CHICAGO -- If you listen long enough at a financial conference, you can find someone who echoes your views. While most fund managers and analysts remain generally pessimistic, a few are surprisingly optimistic. And some, like Anne Gudefin of PIMCO, are refreshingly practical: "No matter what happens, the Russians will continue to drink beer, and the Chinese will keep buying gold."
Gudefin was one of three managers who spoke about The Global Picture during the keynote session this morning at the Morningstar Investment Conference. Although all three -- Gudefin, Cory Gilchrist of Marsico Capital Management, and Dennis Stattman of BlackRock -- focus on international opportunities, they expressed divergent views on the global economy.
But regardless of whether they see the glass as half empty, half full, or twice as large as necessary, they all agree on one thing: You make money by investing in things people want and need. The challenge is deciding what things are most important, in spite or because of the economy.
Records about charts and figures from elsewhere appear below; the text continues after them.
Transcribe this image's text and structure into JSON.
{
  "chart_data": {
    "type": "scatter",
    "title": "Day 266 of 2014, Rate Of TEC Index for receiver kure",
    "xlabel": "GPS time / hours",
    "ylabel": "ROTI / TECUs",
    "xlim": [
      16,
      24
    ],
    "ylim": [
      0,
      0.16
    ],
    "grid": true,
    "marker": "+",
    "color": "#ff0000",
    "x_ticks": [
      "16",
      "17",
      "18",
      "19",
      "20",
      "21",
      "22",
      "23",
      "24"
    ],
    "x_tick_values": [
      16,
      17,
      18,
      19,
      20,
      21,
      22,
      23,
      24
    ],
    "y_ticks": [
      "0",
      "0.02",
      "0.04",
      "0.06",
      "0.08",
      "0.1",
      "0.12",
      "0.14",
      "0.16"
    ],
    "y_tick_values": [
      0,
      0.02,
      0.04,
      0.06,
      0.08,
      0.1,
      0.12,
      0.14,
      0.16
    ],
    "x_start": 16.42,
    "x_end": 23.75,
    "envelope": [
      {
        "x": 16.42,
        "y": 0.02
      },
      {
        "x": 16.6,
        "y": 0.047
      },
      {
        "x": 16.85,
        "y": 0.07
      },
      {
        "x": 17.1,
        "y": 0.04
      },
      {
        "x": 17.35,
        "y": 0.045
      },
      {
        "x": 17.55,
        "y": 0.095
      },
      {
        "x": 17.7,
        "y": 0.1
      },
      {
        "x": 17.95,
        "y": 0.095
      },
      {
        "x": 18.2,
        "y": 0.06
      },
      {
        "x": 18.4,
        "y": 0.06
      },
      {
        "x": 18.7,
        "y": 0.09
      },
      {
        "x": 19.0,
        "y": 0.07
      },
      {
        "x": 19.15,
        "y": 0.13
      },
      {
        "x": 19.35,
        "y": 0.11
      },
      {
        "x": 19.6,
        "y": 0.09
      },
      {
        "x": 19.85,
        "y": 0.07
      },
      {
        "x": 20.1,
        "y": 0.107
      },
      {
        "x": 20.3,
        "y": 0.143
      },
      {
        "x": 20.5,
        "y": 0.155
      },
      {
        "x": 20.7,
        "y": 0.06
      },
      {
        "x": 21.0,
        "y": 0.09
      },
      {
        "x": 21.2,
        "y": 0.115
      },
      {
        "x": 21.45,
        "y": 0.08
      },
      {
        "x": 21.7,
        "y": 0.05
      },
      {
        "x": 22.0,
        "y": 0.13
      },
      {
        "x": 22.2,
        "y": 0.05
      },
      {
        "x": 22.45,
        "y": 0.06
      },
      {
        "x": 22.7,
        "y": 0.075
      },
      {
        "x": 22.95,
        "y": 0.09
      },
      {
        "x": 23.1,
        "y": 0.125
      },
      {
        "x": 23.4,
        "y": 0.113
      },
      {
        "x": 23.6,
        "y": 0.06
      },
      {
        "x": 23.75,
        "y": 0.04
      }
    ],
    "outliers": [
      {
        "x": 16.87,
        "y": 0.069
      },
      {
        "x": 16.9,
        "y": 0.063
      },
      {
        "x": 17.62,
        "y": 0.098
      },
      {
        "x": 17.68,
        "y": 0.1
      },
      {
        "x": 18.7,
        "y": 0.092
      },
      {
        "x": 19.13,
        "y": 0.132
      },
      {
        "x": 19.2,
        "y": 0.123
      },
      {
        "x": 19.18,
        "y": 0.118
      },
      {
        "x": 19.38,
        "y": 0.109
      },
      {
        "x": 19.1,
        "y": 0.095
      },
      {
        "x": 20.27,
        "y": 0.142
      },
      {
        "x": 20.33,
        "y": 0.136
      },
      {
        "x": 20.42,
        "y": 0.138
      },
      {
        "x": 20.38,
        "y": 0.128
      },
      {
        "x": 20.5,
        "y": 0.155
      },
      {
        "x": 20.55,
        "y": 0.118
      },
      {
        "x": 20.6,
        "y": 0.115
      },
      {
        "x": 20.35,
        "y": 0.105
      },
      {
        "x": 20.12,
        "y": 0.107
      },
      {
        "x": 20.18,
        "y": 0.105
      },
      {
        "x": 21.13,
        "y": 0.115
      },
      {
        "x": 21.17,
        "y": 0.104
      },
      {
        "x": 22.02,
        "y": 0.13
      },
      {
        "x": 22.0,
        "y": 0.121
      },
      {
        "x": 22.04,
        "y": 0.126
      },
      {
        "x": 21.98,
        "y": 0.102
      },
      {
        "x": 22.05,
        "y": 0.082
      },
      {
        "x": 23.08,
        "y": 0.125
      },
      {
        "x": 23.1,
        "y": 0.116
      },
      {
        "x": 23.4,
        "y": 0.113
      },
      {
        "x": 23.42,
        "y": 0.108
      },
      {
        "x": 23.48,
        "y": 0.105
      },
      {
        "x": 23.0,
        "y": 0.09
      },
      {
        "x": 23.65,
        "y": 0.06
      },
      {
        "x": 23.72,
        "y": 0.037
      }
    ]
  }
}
Gudefin co-manages the eight-month-old PIMCO EqS Pathfinder D. Gilchrist is lead manager on Marsico Global, which launched in mid-2007. Stattman has been at the helm of BlackRock Global Allocation since the fund's inception in 1989. Because the fund looks at global opportunities, it looks beyond a company's current stock price. It looks at the bigger picture: interest rates, the political stability of a country or region, and the valuations of markets and currencies.
The fact that three such highly regarded fund managers put such decidedly different spins on the economy underscores the problem facing most investors. It's hard to know what to believe when the people you're supposed to trust have agreed to disagree.
Stattman and Gudefin have been cautious to the point of pessimism on the US economy for a few years now -- and Stattman's not so hot on Europe, either, noted Gregg Wolper, a senior mutual-fund analyst with Morningstar.com.
But Gilchrist isn't daunted by the latest data on economic growth and job creation. A contrarian by nature, he thinks the US housing market is "mending itself," predicts manufacturing will come back from abroad, and sees the US on the verge of recapturing its competitive edge. Here's why: Investors, turned off by declining multi-family cap rates, have started buying single family homes and converting them to rentals. "The private market is solving the inventory overhang," he said.
That's not all. Inflation abroad is making outsourcing less attractive, especially because other countries are running low on labor. Manufacturers are reassessing US operations, and they're finding it cost effective to bring factories home. Of course, there's one potential monkey wrench -- and a big one, too. "The US government just has to do its part," he said.
But suspend disbelief for just a minute. If the government does what it needs to do to control debt, then "the confidence cycle changes," Gilchrist predicts. Hey, it could happen.
Maybe. Stattman isn't so sure, calling Gilchrist's scenario "possible," though not "probable": "A few things would have to really go right."
Stattman tries to gain exposure to emerging markets by investing in multinationals -- global oil companies, especially Exxon Mobil Corp. (NYSE: XOM) and Chevron Corp. (NYSE: CVX); big pharmas like Bristol-Myers Squibb (NYSE: BMY) and (Johnson & Johnson (NYSE: JNJ); and core technology firms (Apple Inc. (Nasdaq: AAPL), IBM Corp. (NYSE: IBM), and Microsoft Corp. (Nasdaq: MSFT)).
Gilchrist sees opportunities where others may not. He likes banks, especially Wells Fargo & Co. (NYSE: WFC); car companies like General Motors (NYSE: GM); consumer luxury products and services like Richemont (VTX: CFR.VX); and casino resorts like Wynn Macau Ltd.. But he agrees with Stattman on one company: Apple.
Gudefin, meanwhile, thinks the best investment strategy is simple. Keep a hefty cash stake. Buy things people demand in any economy -- tobacco, including Imperial Tobacco Group plc (LSE: IMT.L) and British American Tobacco (NYSE: ADR); oil, including BP (NYSE: BP); and booze, including Carlsberg AS (CPH: CARLB) and Pernod Ricard (PAR: RI). Oh, and gold: SPDR Gold Shares (NYSE: GLD).
Carlsberg is big in Eastern Europe, which accounted for 41% of total volume, and 45% of operating profit last year. It's big in Russia and the Ukraine and the emerging beer markets of Kazakhstan, Uzbekistan, Belarus, and Azerbaijan. And Chinese demand for gold bars and coins as private investments could push bullion imports above 400 tonnes in 2011, leading global consultancy GFMS said last month.
Gudefin said she has only two investment rules. "First, don't lose money. Second, don't forget rule No. 1." As long as the Russians drink beer and the Chinese buy gold, there won't be any problems.